La Lotería Uruguaya

Ya en el siglo VI a.c. Anaxímenes de Mileto aplicaba el término «fortuna» a aquel elemento de la vida que el hombre no puede calcular de ninguna manera. Aunque en los últimos veinticinco siglos no ha faltado quien afirmara que el hombre trabajador y talentoso puede conducir por sí mismo las cosas sin necesidad de dejarlas libradas a la suerte, la tentación de apostar a ese elemento imprevisible ha sido una constante del género humano.

Acaso es por eso que los enemigos de los juegos de lotería los vienen fustigando desde hace tanto tiempo con el argumento de que alientan la esperanza del enriquecimiento sin trabajo y el hábito de confiar en la suerte incierta y no en la labor y en la inteligencia. Pero la lotería parece no darse por enterada… Tiene una historia muy larga y hoy día goza de excelente salud.

«Fortuna Favet Fatius»

Del desdén con que muchos miraron en la antigüedad a Fortuna, deidad hija de Océano y de Tetis según Hesíodo, es elocuente testimonio la máxima latina «Fortuna favet fatius» (la fortuna favorece a los tontos) que resume todo el desprecio que pueden llegar a merecer a los laboriosos sin suerte, las mercedes que la esquiva creación mitológica distribuye arbitrariamente entre la gente sin mérito. No obstante lo cual, Roma llegó a tener hasta veintiséis templos dedicados al culto de la deidad de marras.
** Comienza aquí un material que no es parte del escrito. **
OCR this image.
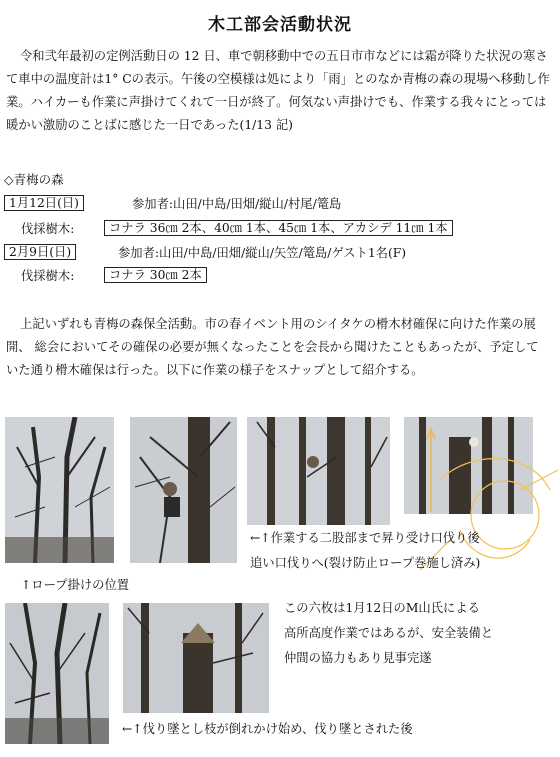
木工部会活動状況

令和弐年最初の定例活動日の 12 日、車で朝移動中での五日市市などには霜が降りた状況の寒さて車中の温度計は1° Cの表示。午後の空模様は処により「雨」とのなか青梅の森の現場へ移動し作業。ハイカーも作業に声掛けてくれて一日が終了。何気ない声掛けでも、作業する我々にとっては暖かい激励のことばに感じた一日であった(1/13 記)

◇青梅の森
1月12日(日)	参加者:山田/中島/田畑/縦山/村尾/篭島
伐採樹木:	コナラ 36㎝ 2本、40㎝ 1本、45㎝ 1本、アカシデ 11㎝ 1本
2月9日(日)	参加者:山田/中島/田畑/縦山/矢笠/篭島/ゲスト1名(F)
伐採樹木:	コナラ 30㎝ 2本

上記いずれも青梅の森保全活動。市の春イベント用のシイタケの榾木材確保に向けた作業の展開、 総会においてその確保の必要が無くなったことを会長から聞けたこともあったが、予定していた通り榾木確保は行った。以下に作業の様子をスナップとして紹介する。

←↑作業する二股部まで昇り受け口伐り後
追い口伐りへ(裂け防止ロープ巻施し済み)
↑ロープ掛けの位置
この六枚は1月12日のM山氏による
高所高度作業ではあるが、安全装備と
仲間の協力もあり見事完遂
←↑伐り墜とし枝が倒れかけ始め、伐り墜とされた後
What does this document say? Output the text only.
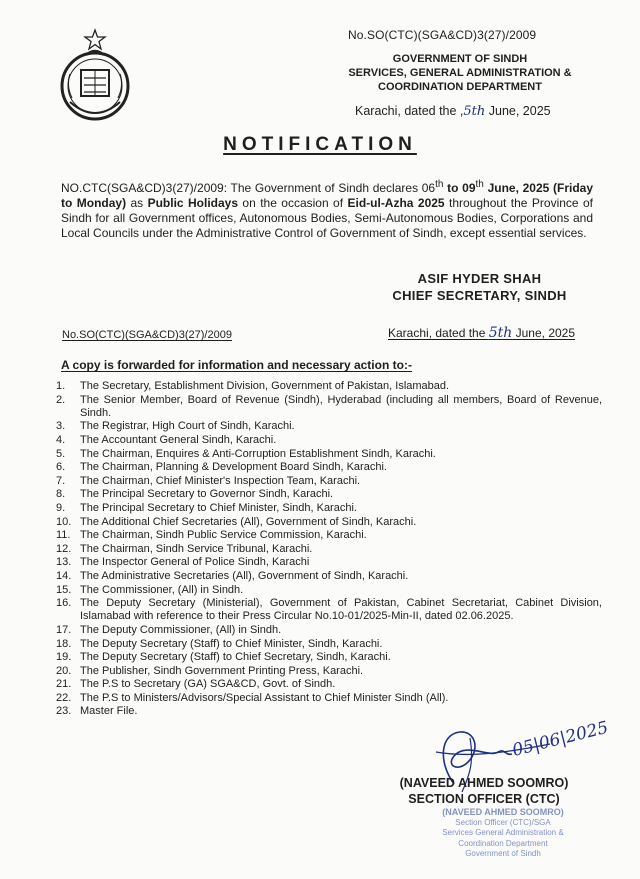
No.SO(CTC)(SGA&CD)3(27)/2009
GOVERNMENT OF SINDH
SERVICES, GENERAL ADMINISTRATION &
COORDINATION DEPARTMENT
Karachi, dated the ,5th June, 2025
NOTIFICATION
NO.CTC(SGA&CD)3(27)/2009: The Government of Sindh declares 06th to 09th June, 2025 (Friday to Monday) as Public Holidays on the occasion of Eid-ul-Azha 2025 throughout the Province of Sindh for all Government offices, Autonomous Bodies, Semi-Autonomous Bodies, Corporations and Local Councils under the Administrative Control of Government of Sindh, except essential services.
ASIF HYDER SHAH
CHIEF SECRETARY, SINDH
No.SO(CTC)(SGA&CD)3(27)/2009	Karachi, dated the 5th June, 2025
A copy is forwarded for information and necessary action to:-
1.	The Secretary, Establishment Division, Government of Pakistan, Islamabad.
2.	The Senior Member, Board of Revenue (Sindh), Hyderabad (including all members, Board of Revenue, Sindh.
3.	The Registrar, High Court of Sindh, Karachi.
4.	The Accountant General Sindh, Karachi.
5.	The Chairman, Enquires & Anti-Corruption Establishment Sindh, Karachi.
6.	The Chairman, Planning & Development Board Sindh, Karachi.
7.	The Chairman, Chief Minister's Inspection Team, Karachi.
8.	The Principal Secretary to Governor Sindh, Karachi.
9.	The Principal Secretary to Chief Minister, Sindh, Karachi.
10. The Additional Chief Secretaries (All), Government of Sindh, Karachi.
11. The Chairman, Sindh Public Service Commission, Karachi.
12. The Chairman, Sindh Service Tribunal, Karachi.
13. The Inspector General of Police Sindh, Karachi
14. The Administrative Secretaries (All), Government of Sindh, Karachi.
15. The Commissioner, (All) in Sindh.
16. The Deputy Secretary (Ministerial), Government of Pakistan, Cabinet Secretariat, Cabinet Division, Islamabad with reference to their Press Circular No.10-01/2025-Min-II, dated 02.06.2025.
17. The Deputy Commissioner, (All) in Sindh.
18. The Deputy Secretary (Staff) to Chief Minister, Sindh, Karachi.
19. The Deputy Secretary (Staff) to Chief Secretary, Sindh, Karachi.
20. The Publisher, Sindh Government Printing Press, Karachi.
21. The P.S to Secretary (GA) SGA&CD, Govt. of Sindh.
22. The P.S to Ministers/Advisors/Special Assistant to Chief Minister Sindh (All).
23. Master File.
05|06|2025
(NAVEED AHMED SOOMRO)
SECTION OFFICER (CTC)
(NAVEED AHMED SOOMRO)
Section Officer (CTC)/SGA
Services General Administration &
Coordination Department
Government of Sindh
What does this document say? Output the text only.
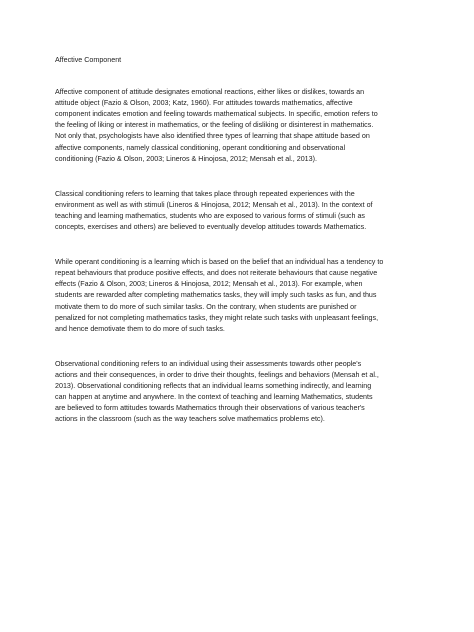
Affective Component
Affective component of attitude designates emotional reactions, either likes or dislikes, towards an
attitude object (Fazio & Olson, 2003; Katz, 1960). For attitudes towards mathematics, affective
component indicates emotion and feeling towards mathematical subjects. In specific, emotion refers to
the feeling of liking or interest in mathematics, or the feeling of disliking or disinterest in mathematics.
Not only that, psychologists have also identified three types of learning that shape attitude based on
affective components, namely classical conditioning, operant conditioning and observational
conditioning (Fazio & Olson, 2003; Lineros & Hinojosa, 2012; Mensah et al., 2013).
Classical conditioning refers to learning that takes place through repeated experiences with the
environment as well as with stimuli (Lineros & Hinojosa, 2012; Mensah et al., 2013). In the context of
teaching and learning mathematics, students who are exposed to various forms of stimuli (such as
concepts, exercises and others) are believed to eventually develop attitudes towards Mathematics.
While operant conditioning is a learning which is based on the belief that an individual has a tendency to
repeat behaviours that produce positive effects, and does not reiterate behaviours that cause negative
effects (Fazio & Olson, 2003; Lineros & Hinojosa, 2012; Mensah et al., 2013). For example, when
students are rewarded after completing mathematics tasks, they will imply such tasks as fun, and thus
motivate them to do more of such similar tasks. On the contrary, when students are punished or
penalized for not completing mathematics tasks, they might relate such tasks with unpleasant feelings,
and hence demotivate them to do more of such tasks.
Observational conditioning refers to an individual using their assessments towards other people's
actions and their consequences, in order to drive their thoughts, feelings and behaviors (Mensah et al.,
2013). Observational conditioning reflects that an individual learns something indirectly, and learning
can happen at anytime and anywhere. In the context of teaching and learning Mathematics, students
are believed to form attitudes towards Mathematics through their observations of various teacher's
actions in the classroom (such as the way teachers solve mathematics problems etc).
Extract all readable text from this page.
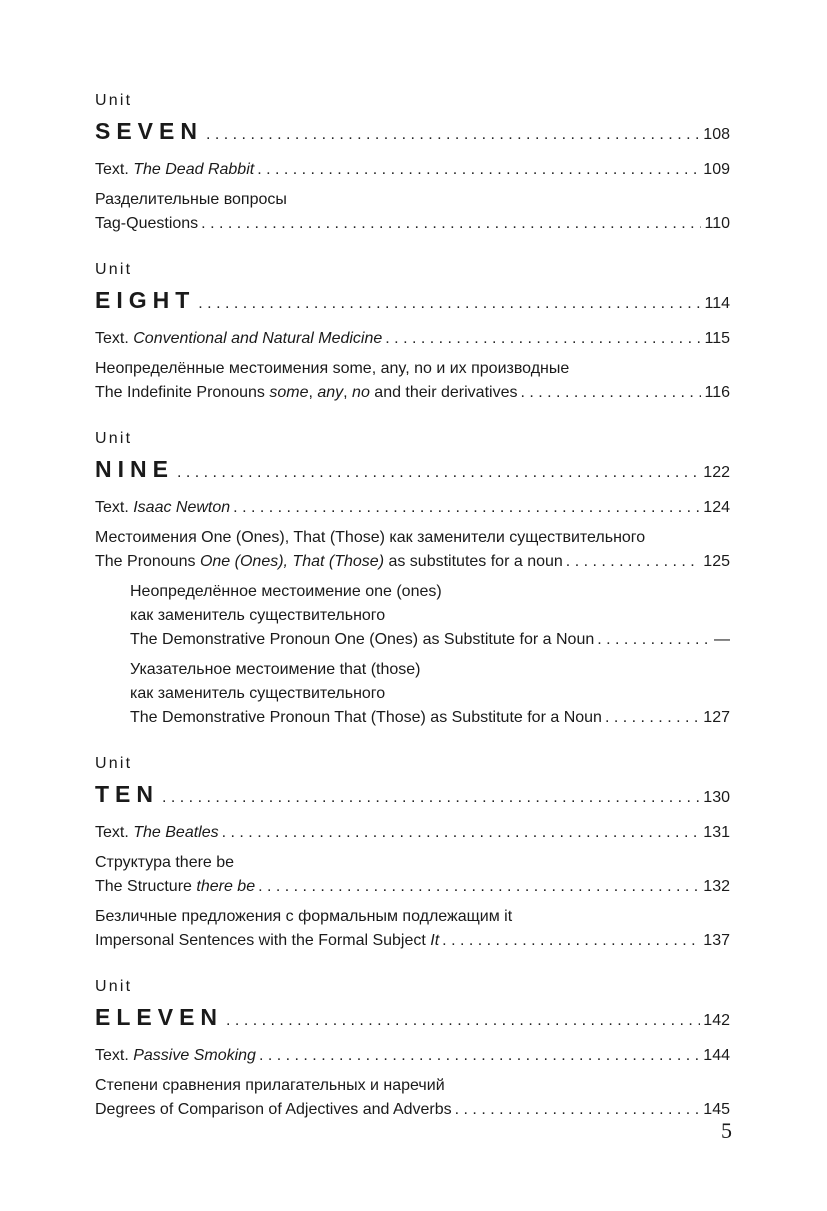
Unit
SEVEN . . .	108
Text. The Dead Rabbit . . .	109
Разделительные вопросы
Tag-Questions . . .	110
Unit
EIGHT . . .	114
Text. Conventional and Natural Medicine . . .	115
Неопределённые местоимения some, any, no и их производные
The Indefinite Pronouns some, any, no and their derivatives . . .	116
Unit
NINE . . .	122
Text. Isaac Newton . . .	124
Местоимения One (Ones), That (Those) как заменители существительного
The Pronouns One (Ones), That (Those) as substitutes for a noun . . .	125
Неопределённое местоимение one (ones)
как заменитель существительного
The Demonstrative Pronoun One (Ones) as Substitute for a Noun . . .	—
Указательное местоимение that (those)
как заменитель существительного
The Demonstrative Pronoun That (Those) as Substitute for a Noun . . .	127
Unit
TEN . . .	130
Text. The Beatles . . .	131
Структура there be
The Structure there be . . .	132
Безличные предложения с формальным подлежащим it
Impersonal Sentences with the Formal Subject It . . .	137
Unit
ELEVEN . . .	142
Text. Passive Smoking . . .	144
Степени сравнения прилагательных и наречий
Degrees of Comparison of Adjectives and Adverbs . . .	145
5
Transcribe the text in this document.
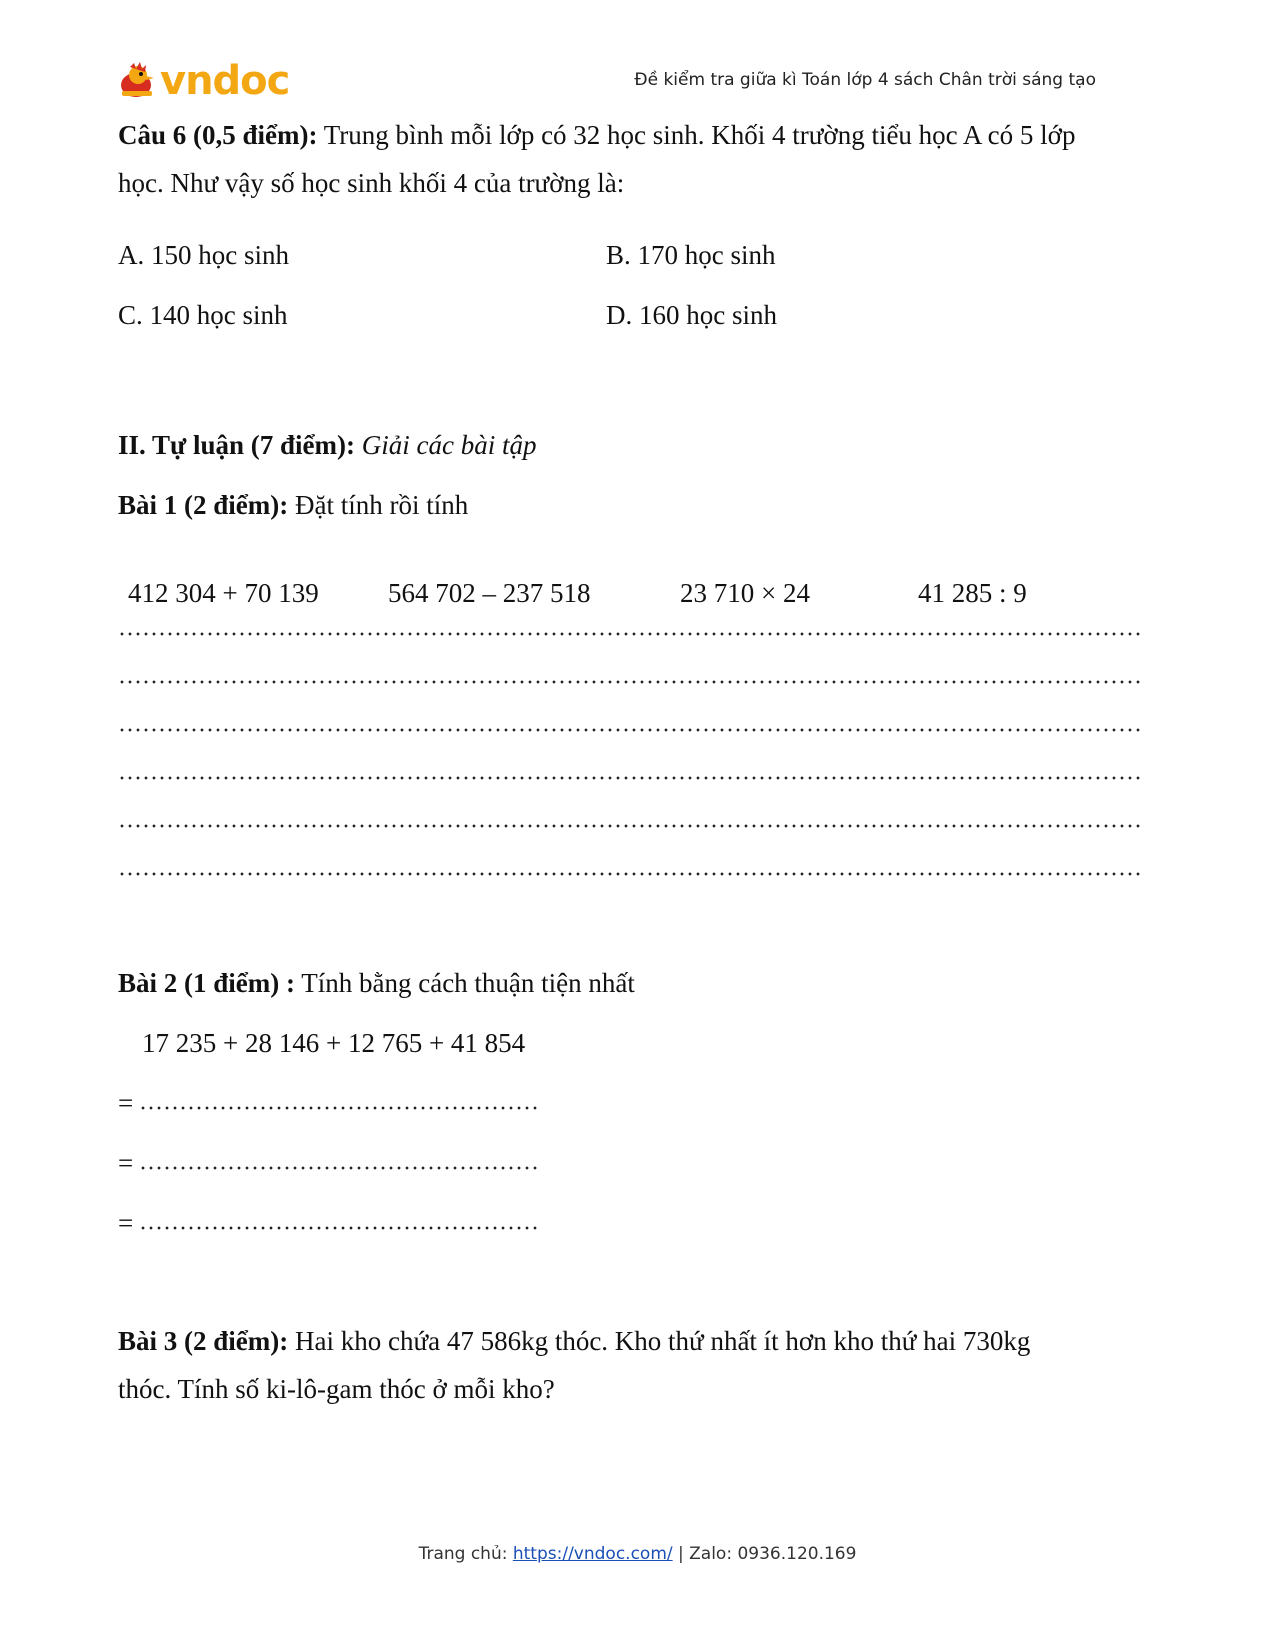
vndoc	Đề kiểm tra giữa kì Toán lớp 4 sách Chân trời sáng tạo
Câu 6 (0,5 điểm): Trung bình mỗi lớp có 32 học sinh. Khối 4 trường tiểu học A có 5 lớp
học. Như vậy số học sinh khối 4 của trường là:
A. 150 học sinh	B. 170 học sinh
C. 140 học sinh	D. 160 học sinh
II. Tự luận (7 điểm): Giải các bài tập
Bài 1 (2 điểm): Đặt tính rồi tính
412 304 + 70 139	564 702 – 237 518	23 710 × 24	41 285 : 9
Bài 2 (1 điểm) : Tính bằng cách thuận tiện nhất
17 235 + 28 146 + 12 765 + 41 854
=
=
=
Bài 3 (2 điểm): Hai kho chứa 47 586kg thóc. Kho thứ nhất ít hơn kho thứ hai 730kg
thóc. Tính số ki-lô-gam thóc ở mỗi kho?
Trang chủ: https://vndoc.com/ | Zalo: 0936.120.169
Para que por igual tontos e Inteligentes pudieran probar los misteriosos designios del azar, Montevideo tuvo en 1818, por iniciativa del barón de la Laguna, su primera lotería. Mejor dicho: la segunda, porque había existido un intento frustrado de establecerla cuatro años antes. Pero no fue hasta 1818, con la lotería a beneficio de los niños de la inclusa, que la ciudad ocupada por los portugueses pudo proclamar, como las grandes capitales europeas, que una plausible obra humanitaria se sostenía con la colaboración de muchas personas que unían su contribución a la esperanza de ver acrecentados sus caudales.

La desaparecida Casa de Comedias, a media cuadra del Fuerte (hoy Plaza Zabala), donde según Isidoro De María, se jugaba noche a noche la lotería de cartones.

En 1820 el juego de «lotería pública a beneficio de los niños expósitos y Hospital de Caridad» era explotado aquí por el vecino Ladislao Martínez, quien pagaba al Cabildo por el monopolio de este ramo cien pesos mensuales y obtenía como beneficio el 25% de las ganancias, más los premios no cobrados en el lapso de noventa días. Era fiador de Martínez, el patricio don Francisco Joaquín Muñoz. Un año después, el rematador de «la lotería a beneficio de la Casa de niños expósitos y Hospital de Caridad», Antonio Ventura Ortiz, pagaba mensualmente 242 pesos más que su antecesor en el monopolio, lo que prueba que se trataba de un negocio interesante. Fue fiador de Ortiz, el comerciante hamburgués Conrado Rücker. Hasta ese momento el juego dependía del ayuntamiento, pero en 1822 pasó a depender directamente de la Junta de la Hermandad de Caridad, la que lo puso en manos de una comisión cuyas atribuciones fueron cuidadosamente reglamentadas.

Los primitivos sorteos montevideanos se hacían entre ocho mil números y las suertes eran en total cuarenta y ocho: un primer premio de 200 pesos, uno segundo de 100, dos premios de 50 pesos, cuatro de 25 y treinta de 5. Cada billete —cédula se le llamaba en aquella época— costaba un real; en un tiempo venían los billetes fraccionados en cuartos, sextos y hasta décimos, pero luego, obedeciendo las preferencias del público, sé impuso el clásico quinto.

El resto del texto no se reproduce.